The implementation of the Ensemble model in MATLAB underwent a thorough optimization process for key parameters, each playing a crucial role in shaping the model’s overall performance. The number of learners, pivotal for balancing complexity and computational efficiency, was optimized within the range of 10–500, ultimately set to 22. The maximum number of splits, ranging from 1 to 147, was meticulously tuned to 4, enhancing the model’s capacity to capture intricate dataset relationships. Similarly, the number of predictors to sample underwent optimization within the range of 1–14, with the final value set to 14, striking a balance between diversity and efficiency during the learning process. The learning rate, critical for optimization convergence, was fine-tuned within the range of 0.001–1, with the optimized value set to 0.95019. Various ensemble types, including AdaBoost, RUSBoost, LogitBoost, GentleBoost, and Bag, were explored, with AdaBoost yielding the most effective results. This comprehensive parameter configuration ensures the robustness and optimal predictive capabilities of the Ensemble model.

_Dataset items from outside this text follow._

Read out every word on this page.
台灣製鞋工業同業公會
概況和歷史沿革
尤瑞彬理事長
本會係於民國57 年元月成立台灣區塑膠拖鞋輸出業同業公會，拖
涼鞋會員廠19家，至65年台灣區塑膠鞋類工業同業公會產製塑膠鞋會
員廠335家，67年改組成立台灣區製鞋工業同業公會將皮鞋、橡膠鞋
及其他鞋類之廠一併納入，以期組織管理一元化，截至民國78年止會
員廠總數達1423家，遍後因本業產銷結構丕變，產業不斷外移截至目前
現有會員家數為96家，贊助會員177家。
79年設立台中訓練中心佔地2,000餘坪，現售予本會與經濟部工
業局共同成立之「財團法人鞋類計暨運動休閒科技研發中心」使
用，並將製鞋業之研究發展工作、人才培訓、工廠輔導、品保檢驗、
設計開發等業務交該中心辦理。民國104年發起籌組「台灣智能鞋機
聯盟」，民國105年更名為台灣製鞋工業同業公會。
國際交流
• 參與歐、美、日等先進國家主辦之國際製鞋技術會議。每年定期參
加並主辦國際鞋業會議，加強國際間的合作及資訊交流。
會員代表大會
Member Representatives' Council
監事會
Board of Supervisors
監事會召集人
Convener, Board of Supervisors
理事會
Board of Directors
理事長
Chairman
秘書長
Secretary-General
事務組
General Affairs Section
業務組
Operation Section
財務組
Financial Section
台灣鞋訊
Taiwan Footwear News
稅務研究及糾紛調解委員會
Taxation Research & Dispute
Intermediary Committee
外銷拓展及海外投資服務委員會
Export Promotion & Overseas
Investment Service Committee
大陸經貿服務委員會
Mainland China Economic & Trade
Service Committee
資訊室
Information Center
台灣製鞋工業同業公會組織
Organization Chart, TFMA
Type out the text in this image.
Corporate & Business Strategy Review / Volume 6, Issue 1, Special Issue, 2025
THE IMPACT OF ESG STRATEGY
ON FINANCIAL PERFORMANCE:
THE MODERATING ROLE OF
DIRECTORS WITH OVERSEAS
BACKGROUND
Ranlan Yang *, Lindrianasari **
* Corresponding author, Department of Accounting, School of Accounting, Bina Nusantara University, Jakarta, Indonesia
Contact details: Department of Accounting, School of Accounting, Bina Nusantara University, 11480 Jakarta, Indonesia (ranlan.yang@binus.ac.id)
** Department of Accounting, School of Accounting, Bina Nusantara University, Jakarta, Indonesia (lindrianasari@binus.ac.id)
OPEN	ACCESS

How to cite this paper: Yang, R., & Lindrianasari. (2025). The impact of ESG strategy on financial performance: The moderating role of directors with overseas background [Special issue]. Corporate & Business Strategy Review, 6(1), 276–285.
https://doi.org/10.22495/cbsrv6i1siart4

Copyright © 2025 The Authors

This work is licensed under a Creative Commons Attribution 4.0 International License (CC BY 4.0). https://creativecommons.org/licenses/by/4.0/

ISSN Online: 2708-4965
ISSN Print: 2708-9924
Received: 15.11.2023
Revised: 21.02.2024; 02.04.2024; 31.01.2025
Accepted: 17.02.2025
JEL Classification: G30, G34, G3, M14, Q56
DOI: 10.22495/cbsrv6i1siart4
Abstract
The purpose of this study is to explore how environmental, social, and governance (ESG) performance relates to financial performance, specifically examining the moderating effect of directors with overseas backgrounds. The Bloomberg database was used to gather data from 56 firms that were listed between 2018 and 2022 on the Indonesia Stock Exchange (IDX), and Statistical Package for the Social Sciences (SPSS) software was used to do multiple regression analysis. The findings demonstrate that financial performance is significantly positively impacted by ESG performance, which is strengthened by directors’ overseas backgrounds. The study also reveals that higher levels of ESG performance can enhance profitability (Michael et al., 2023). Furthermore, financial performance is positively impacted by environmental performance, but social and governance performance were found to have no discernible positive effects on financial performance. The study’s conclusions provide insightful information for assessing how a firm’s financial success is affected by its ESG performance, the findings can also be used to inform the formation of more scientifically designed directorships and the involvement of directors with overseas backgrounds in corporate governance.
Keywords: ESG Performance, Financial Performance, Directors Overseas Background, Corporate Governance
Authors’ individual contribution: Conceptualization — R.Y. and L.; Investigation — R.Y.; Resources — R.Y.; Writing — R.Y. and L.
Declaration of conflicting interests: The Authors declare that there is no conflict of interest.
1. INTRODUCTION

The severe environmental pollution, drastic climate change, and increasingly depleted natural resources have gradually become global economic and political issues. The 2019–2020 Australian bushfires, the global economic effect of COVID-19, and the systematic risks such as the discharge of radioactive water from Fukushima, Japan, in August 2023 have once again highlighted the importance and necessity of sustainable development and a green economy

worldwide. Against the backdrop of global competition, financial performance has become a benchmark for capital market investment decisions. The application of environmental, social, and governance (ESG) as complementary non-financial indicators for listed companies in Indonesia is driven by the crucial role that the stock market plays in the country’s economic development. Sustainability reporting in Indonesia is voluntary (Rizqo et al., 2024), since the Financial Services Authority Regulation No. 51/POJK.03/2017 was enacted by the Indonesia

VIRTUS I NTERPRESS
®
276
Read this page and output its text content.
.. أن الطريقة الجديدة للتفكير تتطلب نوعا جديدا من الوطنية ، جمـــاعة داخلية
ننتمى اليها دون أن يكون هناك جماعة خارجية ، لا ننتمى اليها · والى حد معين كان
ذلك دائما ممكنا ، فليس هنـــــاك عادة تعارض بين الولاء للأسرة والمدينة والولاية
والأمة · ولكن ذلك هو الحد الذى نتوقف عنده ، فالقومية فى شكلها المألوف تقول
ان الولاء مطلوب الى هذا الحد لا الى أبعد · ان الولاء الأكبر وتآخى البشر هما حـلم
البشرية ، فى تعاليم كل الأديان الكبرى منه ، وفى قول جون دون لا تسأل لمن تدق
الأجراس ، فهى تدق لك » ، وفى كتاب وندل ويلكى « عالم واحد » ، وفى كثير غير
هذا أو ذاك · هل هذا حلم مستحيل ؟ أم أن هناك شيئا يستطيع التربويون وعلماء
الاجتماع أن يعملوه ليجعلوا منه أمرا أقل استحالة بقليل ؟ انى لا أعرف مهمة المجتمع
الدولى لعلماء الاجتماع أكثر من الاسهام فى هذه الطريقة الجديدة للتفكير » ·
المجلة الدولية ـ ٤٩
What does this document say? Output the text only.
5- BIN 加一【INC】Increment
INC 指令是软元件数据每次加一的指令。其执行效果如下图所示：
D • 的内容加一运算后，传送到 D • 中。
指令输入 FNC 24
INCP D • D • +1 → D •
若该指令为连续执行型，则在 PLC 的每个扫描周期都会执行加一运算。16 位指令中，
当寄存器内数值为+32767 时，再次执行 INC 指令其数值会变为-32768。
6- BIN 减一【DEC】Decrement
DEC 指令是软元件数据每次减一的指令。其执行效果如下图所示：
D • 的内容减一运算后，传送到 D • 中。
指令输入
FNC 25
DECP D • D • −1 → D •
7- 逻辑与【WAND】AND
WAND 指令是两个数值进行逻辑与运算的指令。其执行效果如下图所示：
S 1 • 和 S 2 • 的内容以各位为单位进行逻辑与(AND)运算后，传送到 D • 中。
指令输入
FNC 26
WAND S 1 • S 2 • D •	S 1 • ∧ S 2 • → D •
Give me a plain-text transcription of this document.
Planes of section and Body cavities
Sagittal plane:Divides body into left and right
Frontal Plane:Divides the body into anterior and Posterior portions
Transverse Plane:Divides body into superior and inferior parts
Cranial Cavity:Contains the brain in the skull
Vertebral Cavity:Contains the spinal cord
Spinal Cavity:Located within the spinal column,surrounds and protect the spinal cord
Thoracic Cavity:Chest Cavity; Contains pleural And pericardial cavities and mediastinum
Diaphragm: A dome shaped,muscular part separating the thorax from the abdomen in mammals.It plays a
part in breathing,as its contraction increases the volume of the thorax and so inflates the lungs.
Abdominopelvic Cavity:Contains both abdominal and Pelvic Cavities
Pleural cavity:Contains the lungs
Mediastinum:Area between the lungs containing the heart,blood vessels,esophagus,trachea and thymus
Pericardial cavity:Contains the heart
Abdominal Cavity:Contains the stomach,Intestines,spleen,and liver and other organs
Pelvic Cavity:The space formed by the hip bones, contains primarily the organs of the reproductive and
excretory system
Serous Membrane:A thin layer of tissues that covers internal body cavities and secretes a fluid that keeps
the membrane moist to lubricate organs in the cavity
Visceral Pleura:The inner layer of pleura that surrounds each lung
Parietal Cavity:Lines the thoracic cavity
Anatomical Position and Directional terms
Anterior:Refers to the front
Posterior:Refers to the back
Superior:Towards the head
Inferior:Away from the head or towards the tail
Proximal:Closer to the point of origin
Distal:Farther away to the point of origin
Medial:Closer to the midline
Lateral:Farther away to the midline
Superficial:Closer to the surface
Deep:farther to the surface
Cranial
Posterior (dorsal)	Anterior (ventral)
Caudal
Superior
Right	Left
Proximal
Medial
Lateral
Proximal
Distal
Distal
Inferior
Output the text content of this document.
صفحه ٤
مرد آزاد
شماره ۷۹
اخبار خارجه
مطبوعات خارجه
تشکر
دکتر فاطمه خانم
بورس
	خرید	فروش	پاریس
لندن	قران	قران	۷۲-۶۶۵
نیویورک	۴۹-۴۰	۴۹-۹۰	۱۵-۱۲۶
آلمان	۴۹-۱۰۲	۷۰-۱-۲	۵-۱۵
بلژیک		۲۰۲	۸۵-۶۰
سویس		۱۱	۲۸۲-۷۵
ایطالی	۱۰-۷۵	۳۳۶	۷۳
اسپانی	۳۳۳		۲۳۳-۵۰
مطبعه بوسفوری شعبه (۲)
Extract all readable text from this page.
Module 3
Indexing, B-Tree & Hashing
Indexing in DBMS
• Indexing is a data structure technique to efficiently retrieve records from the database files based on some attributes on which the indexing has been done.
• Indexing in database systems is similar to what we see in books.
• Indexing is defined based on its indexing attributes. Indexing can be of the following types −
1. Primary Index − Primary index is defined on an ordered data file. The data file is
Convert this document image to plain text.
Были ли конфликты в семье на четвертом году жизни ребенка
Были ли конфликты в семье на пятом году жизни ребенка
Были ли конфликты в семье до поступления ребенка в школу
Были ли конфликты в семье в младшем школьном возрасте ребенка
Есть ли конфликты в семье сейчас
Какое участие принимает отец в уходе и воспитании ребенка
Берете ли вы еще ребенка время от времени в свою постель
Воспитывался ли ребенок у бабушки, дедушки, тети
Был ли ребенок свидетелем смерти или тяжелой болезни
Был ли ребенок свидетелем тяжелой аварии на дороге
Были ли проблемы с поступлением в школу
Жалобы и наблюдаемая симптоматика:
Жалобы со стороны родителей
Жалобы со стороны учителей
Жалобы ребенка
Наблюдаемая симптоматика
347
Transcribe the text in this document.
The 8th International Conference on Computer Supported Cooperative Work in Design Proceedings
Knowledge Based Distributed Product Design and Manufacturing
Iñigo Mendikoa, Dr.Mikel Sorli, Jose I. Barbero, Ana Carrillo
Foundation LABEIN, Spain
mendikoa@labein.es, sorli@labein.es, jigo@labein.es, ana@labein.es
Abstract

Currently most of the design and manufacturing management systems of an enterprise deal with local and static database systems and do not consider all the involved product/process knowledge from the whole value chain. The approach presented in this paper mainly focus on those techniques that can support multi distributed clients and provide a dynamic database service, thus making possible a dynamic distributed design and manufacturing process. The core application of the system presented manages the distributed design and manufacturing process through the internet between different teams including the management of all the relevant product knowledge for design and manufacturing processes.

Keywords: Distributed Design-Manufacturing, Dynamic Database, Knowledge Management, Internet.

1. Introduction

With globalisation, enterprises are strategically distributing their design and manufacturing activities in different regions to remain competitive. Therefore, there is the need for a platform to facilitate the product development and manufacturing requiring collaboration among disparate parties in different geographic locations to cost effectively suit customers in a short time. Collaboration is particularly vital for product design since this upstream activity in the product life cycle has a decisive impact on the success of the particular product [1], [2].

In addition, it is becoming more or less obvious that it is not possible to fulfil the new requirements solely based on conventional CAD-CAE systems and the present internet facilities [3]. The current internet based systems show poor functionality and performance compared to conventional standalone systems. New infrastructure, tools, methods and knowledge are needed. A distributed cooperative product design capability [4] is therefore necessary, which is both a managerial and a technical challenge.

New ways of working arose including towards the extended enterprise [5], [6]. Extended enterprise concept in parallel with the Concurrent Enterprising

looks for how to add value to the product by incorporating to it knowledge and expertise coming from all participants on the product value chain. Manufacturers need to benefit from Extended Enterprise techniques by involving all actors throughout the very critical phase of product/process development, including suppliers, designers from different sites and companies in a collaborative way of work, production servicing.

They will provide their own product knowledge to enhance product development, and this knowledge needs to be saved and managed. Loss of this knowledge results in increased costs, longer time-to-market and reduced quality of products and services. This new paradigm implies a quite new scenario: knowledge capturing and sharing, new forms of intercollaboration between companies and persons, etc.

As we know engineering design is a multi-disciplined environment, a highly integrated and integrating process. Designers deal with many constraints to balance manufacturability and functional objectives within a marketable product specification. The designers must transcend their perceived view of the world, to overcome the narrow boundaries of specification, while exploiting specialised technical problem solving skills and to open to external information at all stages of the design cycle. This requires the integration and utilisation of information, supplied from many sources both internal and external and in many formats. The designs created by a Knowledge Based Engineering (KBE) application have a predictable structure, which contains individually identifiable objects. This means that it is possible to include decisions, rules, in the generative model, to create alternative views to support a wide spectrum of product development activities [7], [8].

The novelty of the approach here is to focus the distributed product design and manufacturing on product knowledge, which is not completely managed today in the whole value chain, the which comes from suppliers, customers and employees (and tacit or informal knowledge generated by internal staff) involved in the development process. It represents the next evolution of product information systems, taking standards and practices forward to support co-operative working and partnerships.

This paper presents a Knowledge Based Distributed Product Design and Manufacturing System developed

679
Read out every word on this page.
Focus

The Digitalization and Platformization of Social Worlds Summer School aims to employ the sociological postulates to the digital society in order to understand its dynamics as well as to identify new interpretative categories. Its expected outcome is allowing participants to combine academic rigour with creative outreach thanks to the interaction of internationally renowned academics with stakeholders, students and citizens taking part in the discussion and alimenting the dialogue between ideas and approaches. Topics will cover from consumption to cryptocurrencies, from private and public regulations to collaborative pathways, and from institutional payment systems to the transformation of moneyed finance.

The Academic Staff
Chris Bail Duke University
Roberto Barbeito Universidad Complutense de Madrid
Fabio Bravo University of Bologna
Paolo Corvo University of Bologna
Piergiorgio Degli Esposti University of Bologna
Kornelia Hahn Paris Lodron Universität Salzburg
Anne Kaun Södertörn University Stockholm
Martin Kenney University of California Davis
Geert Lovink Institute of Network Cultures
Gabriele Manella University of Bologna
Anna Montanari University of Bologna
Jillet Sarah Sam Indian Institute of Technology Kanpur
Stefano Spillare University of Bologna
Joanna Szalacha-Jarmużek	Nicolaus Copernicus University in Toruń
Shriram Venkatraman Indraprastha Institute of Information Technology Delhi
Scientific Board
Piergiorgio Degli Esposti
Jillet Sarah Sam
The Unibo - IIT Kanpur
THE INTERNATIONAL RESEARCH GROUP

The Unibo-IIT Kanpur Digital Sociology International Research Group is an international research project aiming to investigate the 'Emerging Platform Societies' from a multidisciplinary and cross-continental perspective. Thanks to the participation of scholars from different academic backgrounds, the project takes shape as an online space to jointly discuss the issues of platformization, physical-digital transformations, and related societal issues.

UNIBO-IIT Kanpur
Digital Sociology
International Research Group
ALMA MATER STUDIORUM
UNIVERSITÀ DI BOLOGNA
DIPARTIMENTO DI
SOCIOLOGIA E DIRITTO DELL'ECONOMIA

Neural network implementation

The implementation of the neural network in MATLAB involved the optimization of several key hyperparameters, each exerting a significant impact on the overall performance of the model. The number of fully connected layers, ranging from 1 to 3, was explored, with the optimal configuration determined as two layers. The size of each layer, including the first, second, and third layers, varied between 1 and 300. For optimal results, the number of neurons in the first layer is set to one, and in the second layer is set to two. The regularization strength (Lambda) played a crucial role, with a range from 6.7568 e−08 to 675.6757, and the optimized value was set to 0.01174. Data standardization, configurable as either true or false, was implemented to ensure consistency in the scale of input features, contributing to the robustness of the neural network model. Activation functions, including ReLU, Tanh, and Sigmoid, were explored, with the Tanh function identified as the most effective. These meticulous configurations collectively aimed to achieve optimal performance and reliability in the neural network model.

Results

This section presents the outcomes of attribute-ranking methods and their comparison to classifiers optimized through hyperparameter optimization techniques. Bayesian and random optimizations, along with cross-validation, are applied to SVM, Ensemble, and Neural Networks to enhance performance and mitigate overfitting.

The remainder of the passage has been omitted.